As a preliminary matter, we note that this provision applies to moving pictures. Cf. Joseph Burstyn, Inc. v. Wilson, 343 US 495, 72 S Ct 777, 96 L Ed 1098 (1952). Article I, § 8, makes a sharp distinction between legislative restraint imposed prior to publication and penalties imposed afterward. Censorship by licensing is, of course, a prior restraint. One conspicuous vice of administrative licensing such as that challenged in the case at bar is that, as a practical matter, it imposes the burden on the wrong party. Emerson, The Doctrine of Prior Restraint, 20 L & Contemp Prob 648, 655-60 (1955). After the censor has accomplished his work, there may be a right of appeal to an administrative agency and eventually to a court, but the appellant bears the very considerable burden of showing that the censor has abused his power. This shifting of the burden alone is repugnant to Article I, § 8.

*321 9. Although we rely upon our own constitution, we note that the ordinance is also repugnant to the First and Fourteenth Amendments of the United States Constitution, since it contains no constitutional standards for enforcement. Holmby Productions, Inc. v. Vaughn, 350 US 870, 76 S Ct 117, 100 L Ed 770 (1955); Superior Films v. Dept. of Education, 346 US 587, 74 S Ct 286, 98 L Ed 329 (1954); Gelling v. Texas, 343 US 960, 72 S Ct 1002, 96 L Ed 1359 (1952); Joseph Burstyn, Inc. v. Wilson, supra. See, also, dissenting opinion of Warren, C.J., in Times Film Corp. v. Chicago, 365 US 43, 81 S Ct 391, 5 L Ed2d 403 (1961). Despite the city's reliance upon the provision in the ordinance for review by the city council, the ordinance remains repugnant to federal due process. The provision for review by the council merely substitutes the unguided discretion of a committee for that of its appointee. The council's action in ratifying a particular instance of censorship can not cure the unconstitutional vagueness of the ordinance. William Goldman Theateres, Inc. v. Dana, 405 Pa 83, 173 A2d 59 (1961); Zenith International Film Corp. v. City of Chicago, Ill., 291 F2d 785 (7th Cir 1961). (Both decided in light of Times Film Corp. v. Chicago, supra.) See, also, State v. Corbisiero, 67 N J Super 170, 182, 170 A2d 74, 82 (1961).

10, 11. The city has constitutional remedies at its disposal. An injunction may lie against a particular kind of communication, subject to Article I, § 8. See Crouch v. Central Labor Council, 134 Or 612, 293 P 729, 83 ALR 193 (1930). Further, it would seem that an injunction will lie against obscenity if the party seeking the remedy can prove a case in court. Cf. Kingsley Books, Inc. v. Brown, 354 US 436, 77 S Ct 1325, 1 L Ed2d 1469. It should be obvious that the city *322 has yet another protection against purveyors of obscenity. State v. Jackson, 224 Or 337, 356 P2d 495, points the way to a constitutional method for protecting the legitimate public interest in freedom from commercial filth. Our constitution does not prohibit sending convicted obscenity dealers to jail; but it does forbid the censor usurping the function of judge and jury.

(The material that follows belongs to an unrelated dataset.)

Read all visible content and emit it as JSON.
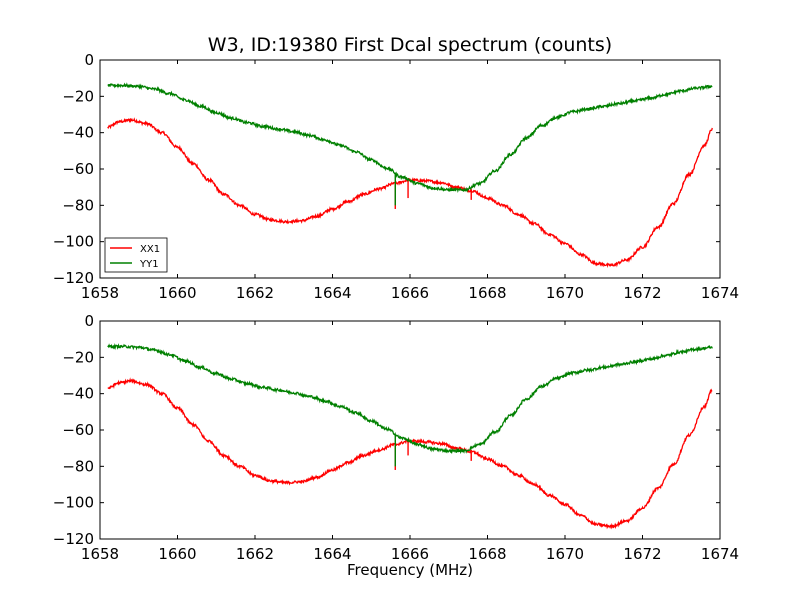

12. It is our conclusion that the rehearing must be denied, but that the former opinion must be modified in two particulars. First, the ordinance is unconstitutional. Second, the references in our former opinion to violations of the ordinance as "crimes" or "criminal" should be understood in light of the well-settled rule in this state that violations of city ordinances are not necessarily crimes. It was not intended to suggest otherwise.

Our former opinion is modified accordingly. The petition for rehearing is denied.